Viv - I'm a jet stream freak; have been studying it for decades, literally. Part of being an ecologist, for me; should any ecologist attempt to understand weather and climate? Sure. And we've known for a long time that fluctuations in the jet streams drive a whole lot of weather.
My favorite comprehensible model is here. The "streams" have not ever been what we think of looking at a river; they come, go, pause, start. But. The "norm"; possibly now gone forever, is that both hemispheres have (had) two jet streams; the polar jet, and the subtropical jet. In both hemispheres, the streams blow from west to east.
That normal pattern is now hard to even see in that model. Two streams? Where? Looks like a mess, right? You did used to be able to see the "2 streams" clearly and consistently, fluctuations notwithstanding.
Up until 5 or 6 years ago, it was almost unheard of for - the polar jet, and the subtropical jet to MEET. They pretty much stayed in their own backyards. But a few years back it started becoming more and more common for the northern hemisphere streams to shift so far they would actually bump into each other. Then - they started not only meeting - but - for long distances and long periods of time; they would MERGE - leaving great chunks of the northern hemisphere with only ONE jet stream.
That does crazy things to weather, and was a primary driver in the years long California drought (now over). Meterologists have been privately goggling at each other and muttering "Merge?? They merged?? WTF!!??"
Viv - here's the specific thing- until just the past 6 months or so; the southern hemisphere jet streams were still behaving "normally" - 2 jets, one polar, one subtropical. But. If you look at the model; they are now starting to form huge loops - and meet - and merge. You are not likely to hear that from any official meteorology expert any time soon; the phenomenon is too new (though it's been consistent for 6 months now) - and they have reputations to protect. But. I've been watching; closely. The consistency, and the parallel with the process that has gone on for years now in the northerns hemisphere are significant.
Yes, it's going to mess up the weather, and normal seasonal expectations, all over the planet. And for the most part it is outside all the training and expectations of the best meteorologists- just very hard to guess what comes next. Best bets, based on the past years in the northern hemisphere; droughts, floods, bigger and more frequent storms.
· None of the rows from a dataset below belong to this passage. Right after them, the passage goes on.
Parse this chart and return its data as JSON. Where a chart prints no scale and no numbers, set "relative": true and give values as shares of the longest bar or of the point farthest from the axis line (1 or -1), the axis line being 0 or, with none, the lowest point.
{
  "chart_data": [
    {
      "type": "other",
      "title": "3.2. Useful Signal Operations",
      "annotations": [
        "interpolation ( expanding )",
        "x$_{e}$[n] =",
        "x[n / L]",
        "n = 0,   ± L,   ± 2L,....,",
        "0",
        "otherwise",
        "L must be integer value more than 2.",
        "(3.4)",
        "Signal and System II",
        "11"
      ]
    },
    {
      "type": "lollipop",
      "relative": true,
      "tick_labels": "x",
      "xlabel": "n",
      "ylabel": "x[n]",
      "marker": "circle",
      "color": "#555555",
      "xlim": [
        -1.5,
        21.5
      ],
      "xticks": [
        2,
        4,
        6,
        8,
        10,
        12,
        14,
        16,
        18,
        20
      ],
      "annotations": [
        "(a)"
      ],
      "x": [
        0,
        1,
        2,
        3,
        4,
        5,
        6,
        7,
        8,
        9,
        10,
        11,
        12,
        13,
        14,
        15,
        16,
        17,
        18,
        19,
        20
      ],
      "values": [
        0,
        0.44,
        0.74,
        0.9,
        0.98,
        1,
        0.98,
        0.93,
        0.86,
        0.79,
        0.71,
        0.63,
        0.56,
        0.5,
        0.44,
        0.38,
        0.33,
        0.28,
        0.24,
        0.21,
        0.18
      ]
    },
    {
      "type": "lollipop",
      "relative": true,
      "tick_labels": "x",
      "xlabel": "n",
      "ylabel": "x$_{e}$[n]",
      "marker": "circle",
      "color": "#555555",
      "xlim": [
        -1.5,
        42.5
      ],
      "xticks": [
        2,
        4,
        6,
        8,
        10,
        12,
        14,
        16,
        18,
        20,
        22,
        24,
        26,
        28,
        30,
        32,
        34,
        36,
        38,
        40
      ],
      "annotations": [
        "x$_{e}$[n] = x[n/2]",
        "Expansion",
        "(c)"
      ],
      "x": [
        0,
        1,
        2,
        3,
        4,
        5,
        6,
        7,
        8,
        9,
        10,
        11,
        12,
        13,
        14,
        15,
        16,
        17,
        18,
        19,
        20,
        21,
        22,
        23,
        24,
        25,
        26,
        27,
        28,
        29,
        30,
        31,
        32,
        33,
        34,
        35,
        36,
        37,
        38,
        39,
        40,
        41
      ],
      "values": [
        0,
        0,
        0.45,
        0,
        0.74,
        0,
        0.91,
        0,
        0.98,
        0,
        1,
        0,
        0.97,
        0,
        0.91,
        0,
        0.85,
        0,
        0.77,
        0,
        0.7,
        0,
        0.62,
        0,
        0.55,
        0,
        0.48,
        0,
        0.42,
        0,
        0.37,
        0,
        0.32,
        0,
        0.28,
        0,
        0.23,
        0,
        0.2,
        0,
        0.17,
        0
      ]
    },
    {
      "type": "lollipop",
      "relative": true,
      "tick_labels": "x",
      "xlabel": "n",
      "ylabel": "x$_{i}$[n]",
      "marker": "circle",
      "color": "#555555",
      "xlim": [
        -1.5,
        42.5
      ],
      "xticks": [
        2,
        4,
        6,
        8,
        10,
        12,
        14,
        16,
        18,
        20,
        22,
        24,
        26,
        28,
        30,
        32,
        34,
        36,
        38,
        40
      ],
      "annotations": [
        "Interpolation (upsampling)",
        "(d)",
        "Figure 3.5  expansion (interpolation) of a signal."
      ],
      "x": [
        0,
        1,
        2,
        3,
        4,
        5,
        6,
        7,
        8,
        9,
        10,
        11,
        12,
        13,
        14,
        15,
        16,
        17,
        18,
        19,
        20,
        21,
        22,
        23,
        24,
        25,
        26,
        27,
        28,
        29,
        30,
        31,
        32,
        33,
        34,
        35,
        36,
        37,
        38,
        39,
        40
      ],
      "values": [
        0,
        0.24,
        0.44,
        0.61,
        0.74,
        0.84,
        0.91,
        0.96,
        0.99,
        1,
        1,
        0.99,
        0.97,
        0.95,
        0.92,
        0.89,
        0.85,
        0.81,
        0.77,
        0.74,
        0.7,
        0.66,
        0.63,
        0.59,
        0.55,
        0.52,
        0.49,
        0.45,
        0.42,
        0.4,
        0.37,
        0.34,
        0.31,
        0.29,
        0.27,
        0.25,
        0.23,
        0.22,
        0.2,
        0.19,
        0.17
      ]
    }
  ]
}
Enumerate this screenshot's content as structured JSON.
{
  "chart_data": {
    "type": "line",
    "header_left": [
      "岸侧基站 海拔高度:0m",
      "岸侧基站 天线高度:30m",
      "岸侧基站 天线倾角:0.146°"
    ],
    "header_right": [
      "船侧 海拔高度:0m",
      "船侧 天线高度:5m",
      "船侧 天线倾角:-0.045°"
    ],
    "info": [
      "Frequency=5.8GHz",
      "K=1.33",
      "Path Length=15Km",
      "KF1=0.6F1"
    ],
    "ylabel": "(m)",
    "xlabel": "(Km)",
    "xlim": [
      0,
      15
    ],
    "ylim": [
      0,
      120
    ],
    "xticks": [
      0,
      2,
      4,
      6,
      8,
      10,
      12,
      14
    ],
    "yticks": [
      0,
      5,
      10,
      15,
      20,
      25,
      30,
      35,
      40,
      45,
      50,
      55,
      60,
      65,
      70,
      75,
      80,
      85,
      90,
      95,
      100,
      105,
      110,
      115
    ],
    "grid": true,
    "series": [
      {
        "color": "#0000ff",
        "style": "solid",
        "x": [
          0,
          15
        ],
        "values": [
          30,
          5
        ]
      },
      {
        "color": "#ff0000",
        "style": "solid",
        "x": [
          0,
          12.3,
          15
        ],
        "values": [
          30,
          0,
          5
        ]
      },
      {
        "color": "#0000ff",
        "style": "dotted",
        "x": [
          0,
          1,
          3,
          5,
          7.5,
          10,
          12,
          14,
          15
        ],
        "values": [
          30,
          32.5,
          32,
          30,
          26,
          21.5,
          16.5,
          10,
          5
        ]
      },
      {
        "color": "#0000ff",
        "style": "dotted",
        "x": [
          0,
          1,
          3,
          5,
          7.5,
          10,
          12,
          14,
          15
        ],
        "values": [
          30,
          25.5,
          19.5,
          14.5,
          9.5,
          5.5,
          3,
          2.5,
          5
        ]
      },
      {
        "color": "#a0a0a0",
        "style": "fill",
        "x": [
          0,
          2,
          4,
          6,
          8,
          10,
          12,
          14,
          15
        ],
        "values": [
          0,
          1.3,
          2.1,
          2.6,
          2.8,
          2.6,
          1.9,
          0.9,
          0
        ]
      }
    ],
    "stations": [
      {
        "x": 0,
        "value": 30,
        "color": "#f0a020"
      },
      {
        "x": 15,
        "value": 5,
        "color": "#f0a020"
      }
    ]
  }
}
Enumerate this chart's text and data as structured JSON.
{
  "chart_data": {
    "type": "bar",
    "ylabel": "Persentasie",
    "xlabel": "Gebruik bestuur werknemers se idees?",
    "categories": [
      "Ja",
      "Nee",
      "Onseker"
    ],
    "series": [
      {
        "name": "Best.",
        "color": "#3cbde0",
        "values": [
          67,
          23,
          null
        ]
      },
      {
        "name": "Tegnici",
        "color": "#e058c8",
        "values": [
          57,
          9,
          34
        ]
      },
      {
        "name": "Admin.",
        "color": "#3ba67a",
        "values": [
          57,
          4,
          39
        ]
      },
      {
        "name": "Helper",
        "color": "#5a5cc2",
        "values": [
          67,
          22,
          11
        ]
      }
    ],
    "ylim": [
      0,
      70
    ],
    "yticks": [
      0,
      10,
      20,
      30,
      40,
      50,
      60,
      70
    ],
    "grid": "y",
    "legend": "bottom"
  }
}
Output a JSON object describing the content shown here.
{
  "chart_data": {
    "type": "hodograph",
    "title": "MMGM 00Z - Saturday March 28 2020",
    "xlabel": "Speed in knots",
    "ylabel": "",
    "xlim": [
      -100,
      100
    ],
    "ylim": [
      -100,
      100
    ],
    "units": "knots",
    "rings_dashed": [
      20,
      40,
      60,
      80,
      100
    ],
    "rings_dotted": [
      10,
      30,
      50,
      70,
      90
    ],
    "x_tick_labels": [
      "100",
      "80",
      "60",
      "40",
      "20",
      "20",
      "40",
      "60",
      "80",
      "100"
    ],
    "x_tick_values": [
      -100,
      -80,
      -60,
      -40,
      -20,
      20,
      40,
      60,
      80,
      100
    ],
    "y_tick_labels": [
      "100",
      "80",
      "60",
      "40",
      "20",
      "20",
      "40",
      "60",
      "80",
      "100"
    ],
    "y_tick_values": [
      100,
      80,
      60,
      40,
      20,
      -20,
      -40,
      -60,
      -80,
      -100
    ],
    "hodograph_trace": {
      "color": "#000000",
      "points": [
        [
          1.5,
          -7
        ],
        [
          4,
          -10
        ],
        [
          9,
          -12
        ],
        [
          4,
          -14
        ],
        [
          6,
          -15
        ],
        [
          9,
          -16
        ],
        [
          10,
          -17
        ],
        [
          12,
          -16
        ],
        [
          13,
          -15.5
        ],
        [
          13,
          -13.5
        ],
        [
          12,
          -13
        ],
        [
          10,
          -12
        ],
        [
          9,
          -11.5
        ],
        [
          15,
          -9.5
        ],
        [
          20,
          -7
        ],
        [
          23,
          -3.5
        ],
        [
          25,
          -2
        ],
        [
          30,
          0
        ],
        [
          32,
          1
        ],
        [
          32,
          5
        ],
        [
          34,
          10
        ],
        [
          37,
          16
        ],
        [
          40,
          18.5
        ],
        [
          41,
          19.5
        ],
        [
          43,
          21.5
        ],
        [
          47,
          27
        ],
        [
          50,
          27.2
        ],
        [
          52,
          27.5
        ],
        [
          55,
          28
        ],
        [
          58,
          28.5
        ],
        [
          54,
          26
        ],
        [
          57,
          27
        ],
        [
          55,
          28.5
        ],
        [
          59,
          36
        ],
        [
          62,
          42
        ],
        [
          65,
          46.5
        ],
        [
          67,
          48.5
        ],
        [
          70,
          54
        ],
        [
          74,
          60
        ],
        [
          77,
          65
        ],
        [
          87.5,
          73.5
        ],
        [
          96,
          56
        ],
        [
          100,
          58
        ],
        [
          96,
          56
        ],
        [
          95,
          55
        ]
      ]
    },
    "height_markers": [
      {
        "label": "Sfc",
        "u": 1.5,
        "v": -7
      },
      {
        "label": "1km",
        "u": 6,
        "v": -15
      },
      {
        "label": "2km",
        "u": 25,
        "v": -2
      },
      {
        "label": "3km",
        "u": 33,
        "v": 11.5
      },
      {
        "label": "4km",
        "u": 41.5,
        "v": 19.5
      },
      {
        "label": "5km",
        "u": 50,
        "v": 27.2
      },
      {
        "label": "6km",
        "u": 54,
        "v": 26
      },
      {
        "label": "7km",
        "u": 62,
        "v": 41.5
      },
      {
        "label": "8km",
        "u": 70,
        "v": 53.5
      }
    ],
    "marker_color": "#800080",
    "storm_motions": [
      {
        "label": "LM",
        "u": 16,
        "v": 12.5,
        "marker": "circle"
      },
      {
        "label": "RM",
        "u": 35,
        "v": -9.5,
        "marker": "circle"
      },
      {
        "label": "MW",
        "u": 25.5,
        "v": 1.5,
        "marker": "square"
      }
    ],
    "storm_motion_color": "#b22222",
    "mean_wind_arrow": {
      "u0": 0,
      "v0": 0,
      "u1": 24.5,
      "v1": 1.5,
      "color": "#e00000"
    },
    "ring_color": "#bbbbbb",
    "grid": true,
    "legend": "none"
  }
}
One of the things we do know about jet streams is - we don't know ANYTHING about jet streams. We know this from? Space exploration. Below is the polar jet stream on - Saturn; viewed from directly about Saturn's north pole. As reported by Voyager in 1981-82; and Cassini in 2006-2009. Courtesy of NASA.
It forms a hexagon. ???!!! And - in all the time we've known about it, and watched it - it has been STABLE. It doesn't change. No loops up, or down. When the first images from Cassini came in, the exo-meteorologists were stunned - no one had expected that weird hexagon to persist over 25 years.
What if- Earth's jet streams suddenly hit whatever conditions are required for our jet streams to drop into this kind of stable configuration? Could that happen?
We don't have a clue. The one thing we know for sure- weather and climate would be hugely, drastically, affected. And would stay in whatever pattern showed up.
Seriously. Buckle up. If you haven't already started.